Фашисты приходят в ярость. Бой становится ожесточенным. Падает еще один «мессершмитт». Неподалеку два наших самолета тоже дымят. Это Мозеров и Кравченко. Они отстают, упорно отбиваясь от нападающих. Кравченко меткой очередью, почти в упор расстреливает «сто десятого». Два фашиста с хвоста бьют по его самолету. И вдруг машина Кравченко разваливается в воздухе, буквально на наших глазах... Неравный бой ведет в стороне кубанский казак Мозеров. К нему на выручку спешит Орлов, но не успевает: вражеская стая окружила самолет Мозерова, путь преграждают огненные трассы. Вот останавливается мотор, истребитель объят пламенем. Почему же Мозеров не прыгает? Ведь есть еще возможность покинуть самолет. Убит? Нет, жив. В последний раз его истребитель взмывает и таранным ударом снизу вверх разбивает в куски «мессершмитт». Меня душит гнев...

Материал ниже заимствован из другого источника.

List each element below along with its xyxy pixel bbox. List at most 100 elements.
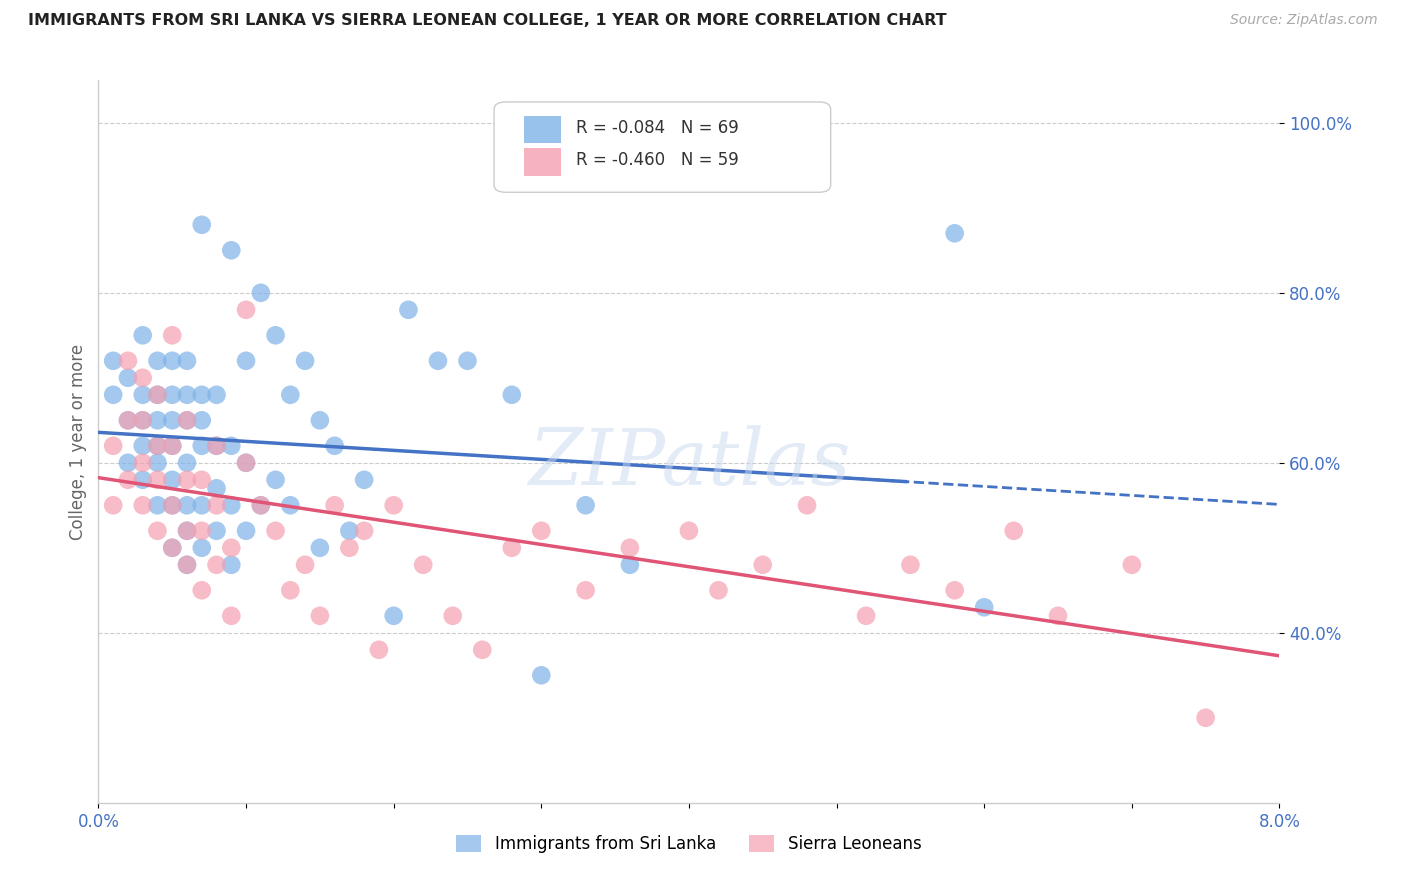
Point: [117, 413, 139, 427]
Point: [353, 524, 375, 538]
Point: [162, 473, 183, 487]
Point: [176, 558, 198, 572]
Point: [132, 371, 155, 385]
Legend: Immigrants from Sri Lanka, Sierra Leoneans: Immigrants from Sri Lanka, Sierra Leonea…: [450, 828, 928, 860]
Point: [398, 302, 420, 317]
Point: [117, 473, 139, 487]
Point: [205, 481, 228, 495]
FancyBboxPatch shape: [494, 102, 831, 193]
Point: [221, 439, 243, 453]
Point: [235, 456, 257, 470]
Point: [382, 608, 405, 623]
Point: [162, 498, 183, 512]
Text: R = -0.460   N = 59: R = -0.460 N = 59: [575, 152, 738, 169]
Point: [235, 302, 257, 317]
Point: [191, 218, 214, 232]
Point: [146, 413, 169, 427]
Point: [280, 498, 302, 512]
Point: [132, 413, 155, 427]
Point: [162, 541, 183, 555]
Point: [221, 608, 243, 623]
Point: [176, 498, 198, 512]
Point: [132, 473, 155, 487]
Point: [250, 285, 273, 300]
Point: [973, 600, 995, 615]
Point: [280, 388, 302, 402]
Point: [309, 413, 332, 427]
Point: [457, 353, 479, 368]
Point: [132, 439, 155, 453]
Point: [221, 541, 243, 555]
Point: [221, 498, 243, 512]
Point: [191, 583, 214, 598]
Point: [412, 558, 434, 572]
Point: [250, 498, 273, 512]
Point: [205, 439, 228, 453]
Point: [250, 498, 273, 512]
Point: [176, 558, 198, 572]
Point: [294, 353, 316, 368]
Point: [205, 439, 228, 453]
Point: [205, 388, 228, 402]
Point: [191, 473, 214, 487]
Point: [678, 524, 700, 538]
Point: [943, 583, 966, 598]
Point: [132, 328, 155, 343]
Point: [264, 524, 287, 538]
Point: [117, 413, 139, 427]
Point: [176, 524, 198, 538]
Point: [752, 558, 775, 572]
Bar: [523, 116, 561, 143]
Point: [176, 456, 198, 470]
Point: [441, 608, 464, 623]
Point: [162, 498, 183, 512]
Point: [943, 227, 966, 241]
Point: [191, 524, 214, 538]
Point: [382, 498, 405, 512]
Point: [619, 541, 641, 555]
Point: [1195, 711, 1218, 725]
Point: [264, 473, 287, 487]
Text: R = -0.084   N = 69: R = -0.084 N = 69: [575, 119, 738, 137]
Point: [575, 498, 598, 512]
Point: [191, 541, 214, 555]
Point: [146, 388, 169, 402]
Point: [471, 642, 494, 657]
Point: [176, 413, 198, 427]
Point: [132, 413, 155, 427]
Point: [162, 353, 183, 368]
Point: [146, 439, 169, 453]
Point: [132, 388, 155, 402]
Point: [575, 583, 598, 598]
Point: [1002, 524, 1025, 538]
Point: [530, 668, 553, 682]
Point: [146, 456, 169, 470]
Point: [103, 388, 125, 402]
Point: [323, 498, 346, 512]
Point: [501, 388, 523, 402]
Text: IMMIGRANTS FROM SRI LANKA VS SIERRA LEONEAN COLLEGE, 1 YEAR OR MORE CORRELATION : IMMIGRANTS FROM SRI LANKA VS SIERRA LEON…: [28, 13, 946, 29]
Point: [264, 328, 287, 343]
Point: [132, 498, 155, 512]
Point: [205, 498, 228, 512]
Point: [162, 541, 183, 555]
Point: [707, 583, 730, 598]
Point: [162, 413, 183, 427]
Y-axis label: College, 1 year or more: College, 1 year or more: [69, 343, 87, 540]
Point: [146, 353, 169, 368]
Point: [191, 498, 214, 512]
Point: [309, 608, 332, 623]
Point: [162, 439, 183, 453]
Point: [103, 353, 125, 368]
Bar: [523, 148, 561, 176]
Point: [1121, 558, 1143, 572]
Point: [191, 439, 214, 453]
Point: [117, 456, 139, 470]
Point: [176, 353, 198, 368]
Point: [162, 328, 183, 343]
Point: [900, 558, 922, 572]
Point: [309, 541, 332, 555]
Point: [339, 524, 361, 538]
Point: [162, 388, 183, 402]
Point: [146, 439, 169, 453]
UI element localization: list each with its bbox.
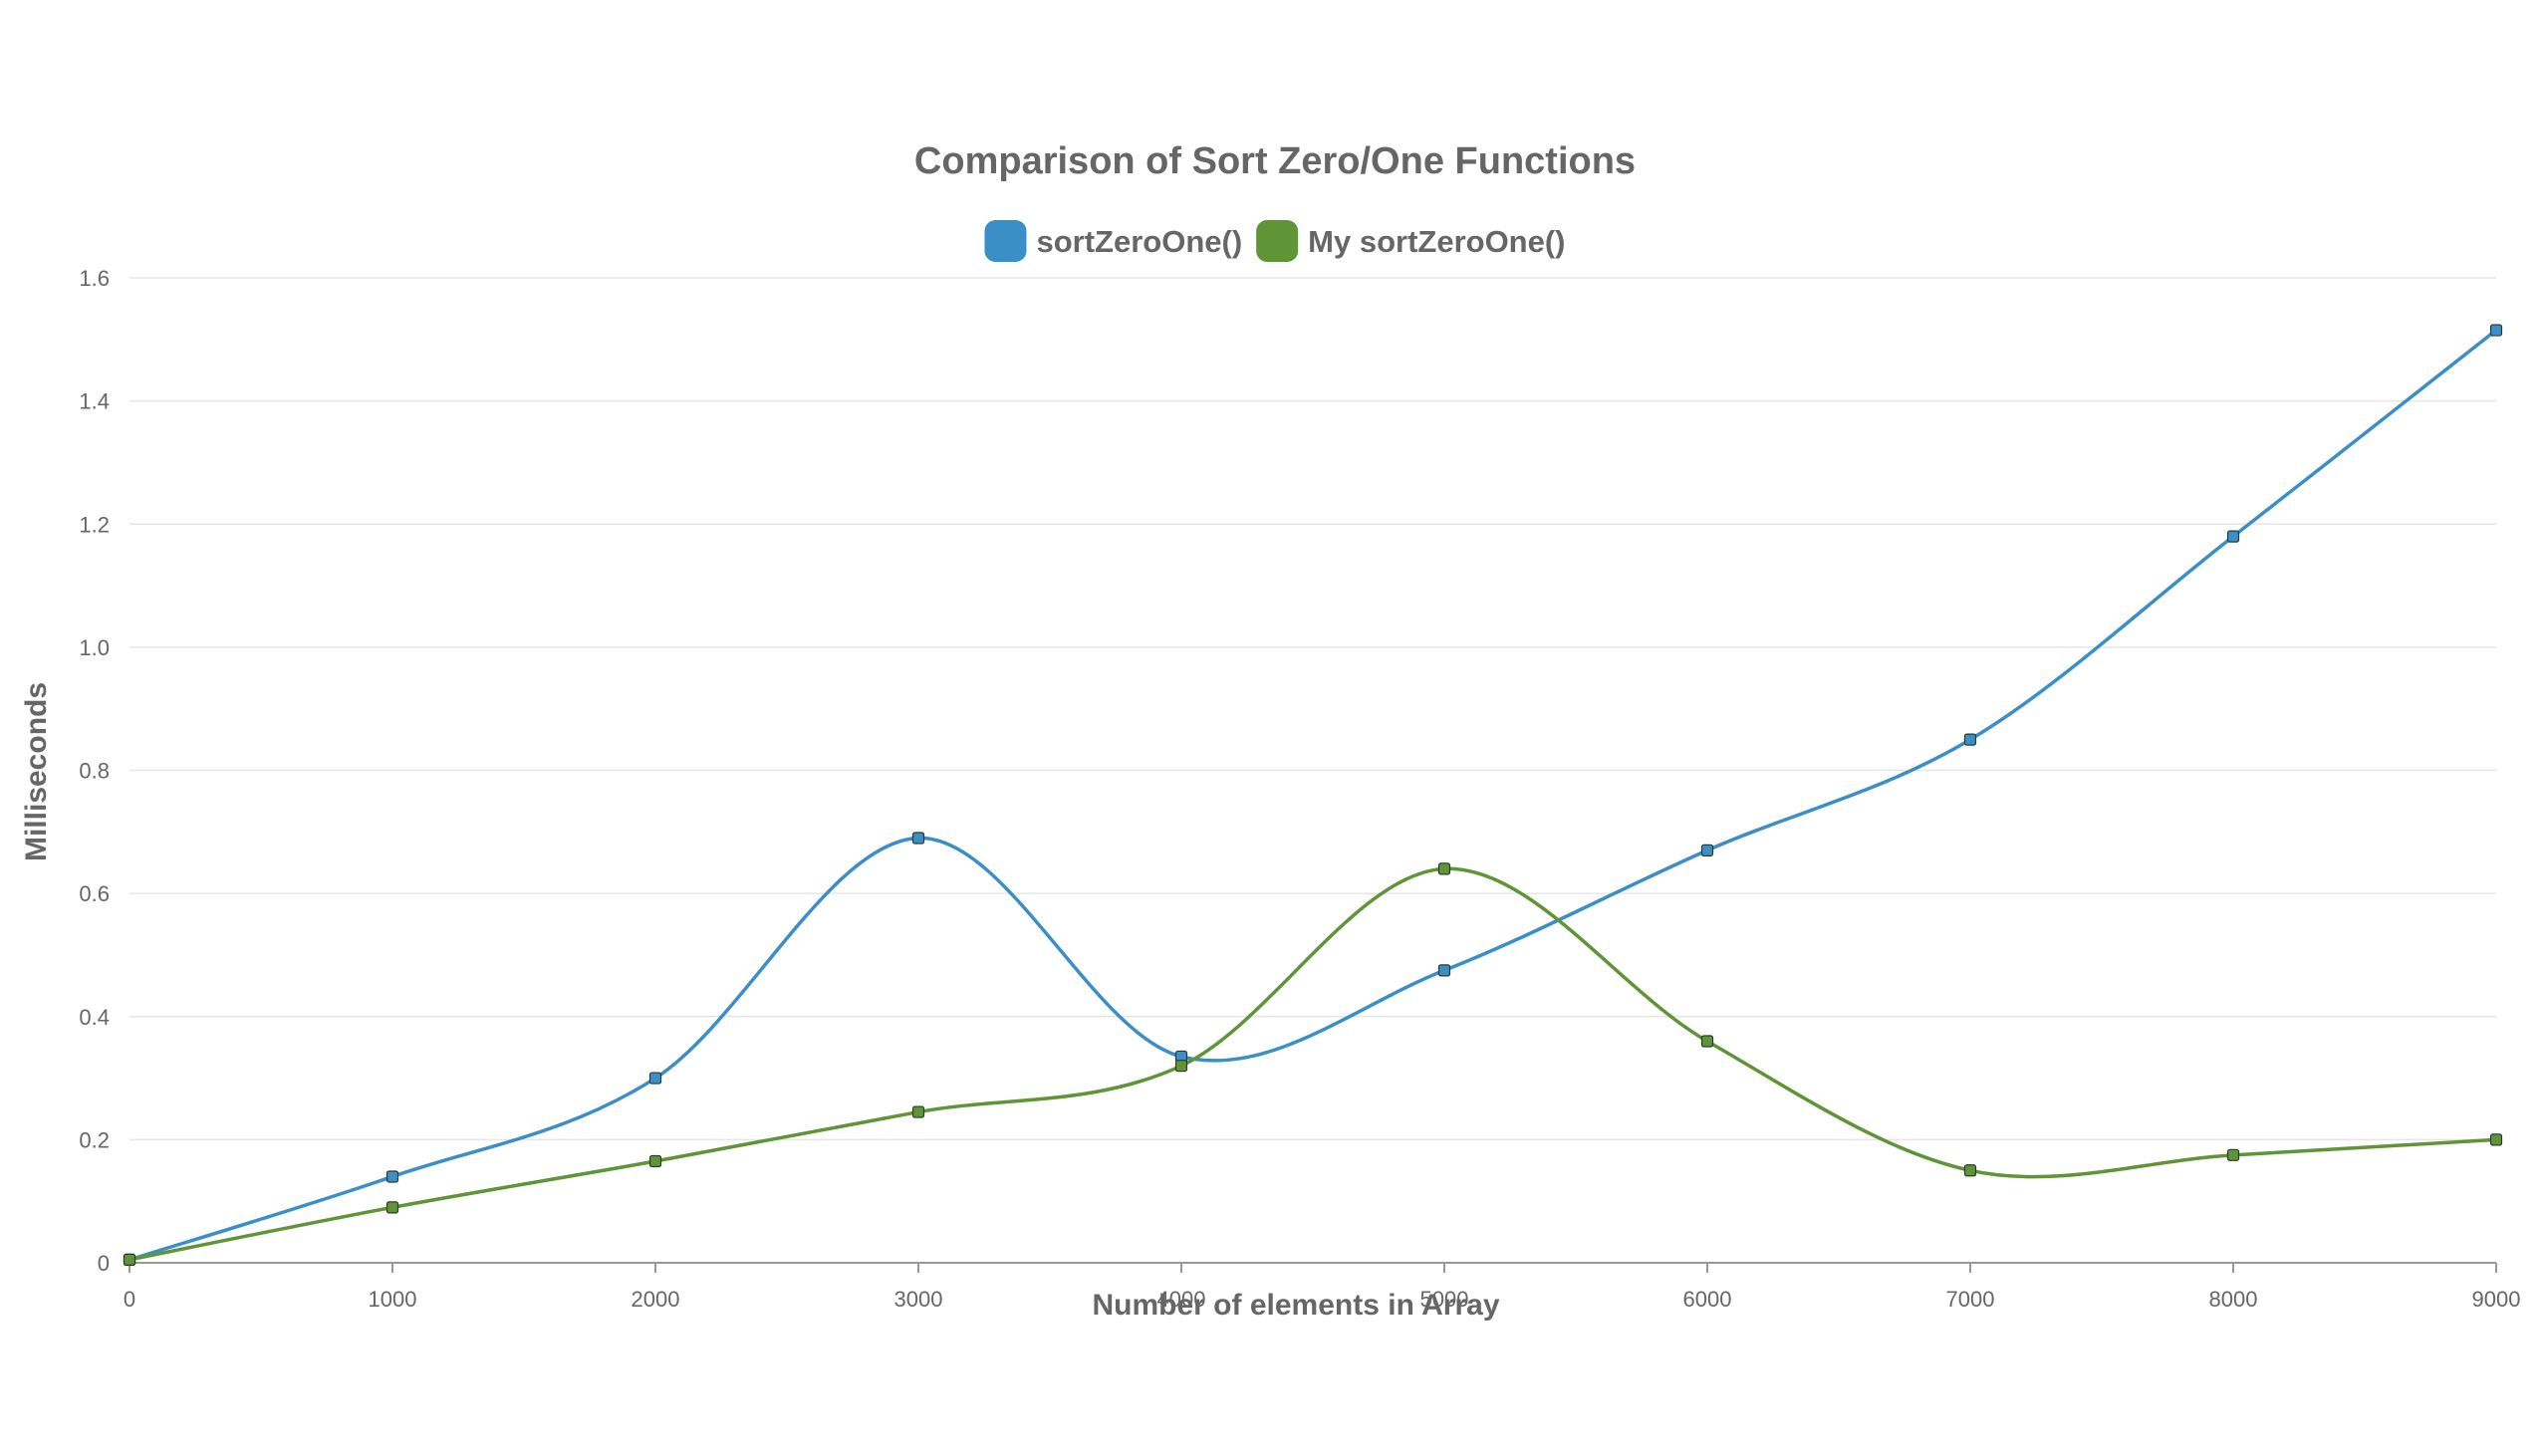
grid-lines xyxy=(129,277,2496,1141)
legend-label: sortZeroOne() xyxy=(1036,224,1242,259)
data-point[interactable] xyxy=(385,1170,399,1183)
y-tick-label: 1.0 xyxy=(79,635,110,660)
chart-title: Comparison of Sort Zero/One Functions xyxy=(914,140,1636,182)
y-tick-label: 0.4 xyxy=(79,1005,110,1030)
x-axis-tick-labels: 0 1000 2000 3000 4000 5000 6000 7000 8000 9000 xyxy=(124,1263,2521,1312)
x-tick-label: 7000 xyxy=(1946,1287,1995,1312)
x-axis-title: Number of elements in Array xyxy=(1093,1289,1500,1322)
x-tick-label: 5000 xyxy=(1420,1287,1469,1312)
legend-item-2[interactable]: My sortZeroOne() xyxy=(1256,220,1566,262)
y-tick-label: 1.2 xyxy=(79,512,110,537)
y-tick-label: 0 xyxy=(98,1251,110,1276)
x-tick-label: 0 xyxy=(124,1287,135,1312)
series-points xyxy=(123,324,2503,1267)
data-point[interactable] xyxy=(648,1072,662,1085)
data-point[interactable] xyxy=(2226,530,2240,543)
data-point[interactable] xyxy=(385,1201,399,1214)
y-axis-title: Milliseconds xyxy=(20,682,53,861)
y-axis-tick-labels: 0 0.2 0.4 0.6 0.8 1.0 1.2 1.4 1.6 xyxy=(79,266,110,1276)
x-tick-label: 3000 xyxy=(894,1287,943,1312)
legend-item-1[interactable]: sortZeroOne() xyxy=(984,220,1242,262)
series-line-1 xyxy=(127,328,2498,1262)
y-tick-label: 0.2 xyxy=(79,1127,110,1152)
data-point[interactable] xyxy=(1174,1060,1188,1073)
legend-label: My sortZeroOne() xyxy=(1308,224,1565,259)
y-tick-label: 0.6 xyxy=(79,881,110,906)
series-lines xyxy=(127,328,2498,1262)
x-tick-label: 6000 xyxy=(1683,1287,1732,1312)
data-point[interactable] xyxy=(1700,844,1714,856)
y-tick-label: 0.8 xyxy=(79,759,110,784)
data-point[interactable] xyxy=(911,1105,925,1118)
data-point[interactable] xyxy=(123,1253,136,1267)
data-point[interactable] xyxy=(1963,1164,1977,1177)
x-tick-label: 8000 xyxy=(2209,1287,2258,1312)
y-tick-label: 1.4 xyxy=(79,389,110,414)
data-point[interactable] xyxy=(2489,324,2503,337)
data-point[interactable] xyxy=(1963,733,1977,746)
data-point[interactable] xyxy=(1437,862,1451,875)
data-point[interactable] xyxy=(1700,1035,1714,1048)
x-tick-label: 9000 xyxy=(2472,1287,2521,1312)
data-point[interactable] xyxy=(1437,964,1451,977)
legend-swatch xyxy=(984,220,1027,262)
data-point[interactable] xyxy=(2226,1148,2240,1161)
y-tick-label: 1.6 xyxy=(79,266,110,291)
legend-swatch xyxy=(1256,220,1299,262)
legend: sortZeroOne() My sortZeroOne() xyxy=(984,220,1566,262)
series-line-2 xyxy=(127,866,2498,1262)
x-tick-label: 4000 xyxy=(1157,1287,1206,1312)
data-point[interactable] xyxy=(2489,1133,2503,1146)
x-tick-label: 1000 xyxy=(369,1287,417,1312)
data-point[interactable] xyxy=(911,832,925,845)
data-point[interactable] xyxy=(648,1154,662,1168)
x-tick-label: 2000 xyxy=(632,1287,680,1312)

Бомбардировщики по-прежнему идут сомкнутым строем. Теперь мы защищаем их семеркой.

Однако и мой самолет стал терять скорость. Сказалась перегрузка — у мотора оборвался шатун. Используя высоту, я перешел в пике. Три «сто десятых» понеслись за мной. Двое зажимают справа и слева, третий поливает огнем сзади. Мой истребитель, падая в отвесном пике, как маятник, покачивается из стороны в сторону, чтобы не дать идущему в хвосте «мессеру» вести прицельный огонь. Сколько я могу так качаться? Принимаю решение — атаковать врага!

Ловлю момент и неожиданно бросаюсь под брюхо «мессершмитту», выходящему из пике. «Ну, теперь держись, гад!» Небольшое движение рулем — и изо всех пулеметов бью в упор по фашисту. Двухкилевой, со свастикой хвост, срезанный очередью, вращаясь, падает вниз.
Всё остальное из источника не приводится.